Standard #: 22VAC40-185-510-E Description: Based on observations made, it was determined that medication was not labeled with the child's name, dosage amount, and times to be given. Evidence: 1. Child #1 - An over-the counter medication was not labeled, as 2 loose pills (in a plastic punch pack) were found in a plastic zip bag. Plan of Correction: Medication was returned to parent for disposal.
Standard #: 22VAC40-191-40-D-1-C Description: Based on records reviewed, it was determined that an employee designated as an agent of the school did not have current background checks. Evidence: Staff Agent - The previous checks expired as follows; Sworn Disclosure Statement (SDS) expired 3/17/16, and Criminal Record Check (CRC) expired 4/17/16. Plan of Correction: Staff agent has processed paperwork to update file.

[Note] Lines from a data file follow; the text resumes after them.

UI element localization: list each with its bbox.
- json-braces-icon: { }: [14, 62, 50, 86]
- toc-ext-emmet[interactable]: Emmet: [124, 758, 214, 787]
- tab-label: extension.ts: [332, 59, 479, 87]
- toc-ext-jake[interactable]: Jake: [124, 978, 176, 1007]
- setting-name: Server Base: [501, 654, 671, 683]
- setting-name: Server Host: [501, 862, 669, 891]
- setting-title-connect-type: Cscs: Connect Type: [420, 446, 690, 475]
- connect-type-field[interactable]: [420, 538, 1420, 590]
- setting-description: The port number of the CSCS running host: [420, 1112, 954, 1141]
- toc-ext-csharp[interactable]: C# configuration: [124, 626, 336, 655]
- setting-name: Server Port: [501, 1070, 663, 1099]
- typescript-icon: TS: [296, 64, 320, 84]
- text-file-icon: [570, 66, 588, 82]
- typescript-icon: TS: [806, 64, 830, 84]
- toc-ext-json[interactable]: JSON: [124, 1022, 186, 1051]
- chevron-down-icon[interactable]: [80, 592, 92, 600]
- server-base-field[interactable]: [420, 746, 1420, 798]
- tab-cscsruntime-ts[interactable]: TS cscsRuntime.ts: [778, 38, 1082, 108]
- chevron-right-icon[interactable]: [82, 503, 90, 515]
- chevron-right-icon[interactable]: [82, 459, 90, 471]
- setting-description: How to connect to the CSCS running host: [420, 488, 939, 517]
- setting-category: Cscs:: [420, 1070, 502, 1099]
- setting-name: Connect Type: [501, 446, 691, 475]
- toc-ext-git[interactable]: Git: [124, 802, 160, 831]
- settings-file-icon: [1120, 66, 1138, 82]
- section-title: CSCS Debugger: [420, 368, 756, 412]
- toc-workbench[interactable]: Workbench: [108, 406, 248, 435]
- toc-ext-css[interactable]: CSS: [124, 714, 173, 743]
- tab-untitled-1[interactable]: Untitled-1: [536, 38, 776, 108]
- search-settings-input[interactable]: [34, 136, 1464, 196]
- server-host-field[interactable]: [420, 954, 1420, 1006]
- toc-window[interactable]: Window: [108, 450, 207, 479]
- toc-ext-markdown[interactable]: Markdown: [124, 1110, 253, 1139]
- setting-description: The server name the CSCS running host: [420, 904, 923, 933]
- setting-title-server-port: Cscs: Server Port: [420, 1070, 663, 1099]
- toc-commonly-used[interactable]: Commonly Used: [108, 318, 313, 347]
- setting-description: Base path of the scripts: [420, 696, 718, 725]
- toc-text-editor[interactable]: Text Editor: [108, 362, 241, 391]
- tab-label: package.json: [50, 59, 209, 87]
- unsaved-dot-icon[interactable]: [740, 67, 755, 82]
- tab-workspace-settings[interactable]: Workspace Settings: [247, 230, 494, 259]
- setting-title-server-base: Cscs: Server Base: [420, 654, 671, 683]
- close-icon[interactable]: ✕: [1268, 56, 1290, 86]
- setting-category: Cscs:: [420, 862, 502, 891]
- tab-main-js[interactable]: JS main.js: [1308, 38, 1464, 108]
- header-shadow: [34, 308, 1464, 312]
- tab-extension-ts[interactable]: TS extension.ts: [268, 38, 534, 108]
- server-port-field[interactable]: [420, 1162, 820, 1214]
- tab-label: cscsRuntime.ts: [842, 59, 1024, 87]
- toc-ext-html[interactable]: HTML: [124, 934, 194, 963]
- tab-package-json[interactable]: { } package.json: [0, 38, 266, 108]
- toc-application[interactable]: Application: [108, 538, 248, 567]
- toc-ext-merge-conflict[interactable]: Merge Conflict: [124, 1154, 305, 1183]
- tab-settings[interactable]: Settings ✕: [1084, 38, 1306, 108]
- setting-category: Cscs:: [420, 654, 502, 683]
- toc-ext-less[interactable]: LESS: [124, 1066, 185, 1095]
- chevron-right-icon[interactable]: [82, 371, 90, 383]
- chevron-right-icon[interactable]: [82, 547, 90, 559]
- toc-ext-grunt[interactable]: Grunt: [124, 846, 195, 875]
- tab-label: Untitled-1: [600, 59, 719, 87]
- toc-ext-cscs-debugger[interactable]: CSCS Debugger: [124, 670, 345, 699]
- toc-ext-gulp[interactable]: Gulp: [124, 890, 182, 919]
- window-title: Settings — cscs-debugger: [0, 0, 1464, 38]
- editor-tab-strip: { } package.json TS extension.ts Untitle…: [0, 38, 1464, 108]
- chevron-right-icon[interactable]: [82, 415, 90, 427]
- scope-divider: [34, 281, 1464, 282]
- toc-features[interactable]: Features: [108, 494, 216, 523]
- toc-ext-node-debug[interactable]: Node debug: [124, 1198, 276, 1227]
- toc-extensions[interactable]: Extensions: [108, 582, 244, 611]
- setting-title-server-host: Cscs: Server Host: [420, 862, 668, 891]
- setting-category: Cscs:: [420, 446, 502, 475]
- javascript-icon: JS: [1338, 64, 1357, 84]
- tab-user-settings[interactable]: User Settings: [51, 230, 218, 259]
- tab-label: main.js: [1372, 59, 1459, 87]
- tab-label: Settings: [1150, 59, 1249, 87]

Standard #: 22VAC40-191-60-B Description: Based on records reviewed, it was determined that 1 of 6 staff records did not include a SDS prior to the first day of work. Evidence: Staff #8 - Observed working in the program today, 4/20/16, and the SDS was submitted post-inspection and signed 4/22/16. Plan of Correction: Staff #8 will not work ASCP until all paperwork is i compliance
Standard #: 22VAC40-191-60-C-1 Description: Based on records reviewed, it was determined that 1 of 6 staff records did not include a completed CRC within the first 30-days of employment. Evidence: Staff #7 - Date of hire was 12/3/15, and the CRC was dated as complete 2/2/16. Plan of Correction: All new staff members will be in compliance prior to beginning in our licensed program. This form was submitted twice before clearance was approved.
Standard #: 22VAC40-191-60-C-2 Description: Based on records reviewed, it was determined that 1 of 6 staff records did not include a completed Central Registry Check (CPS) within the first 30-days of employment. Evidence: Staff #7 - Date of hire was 12/3/15, and the CPS check was dated as complete 3/22/16. Plan of Correction: All new staff members will be in compliance prior to beginning in our licensed program. This form was submitted twice before clearance was approved.
A compliance history is in no way a rating for a facility.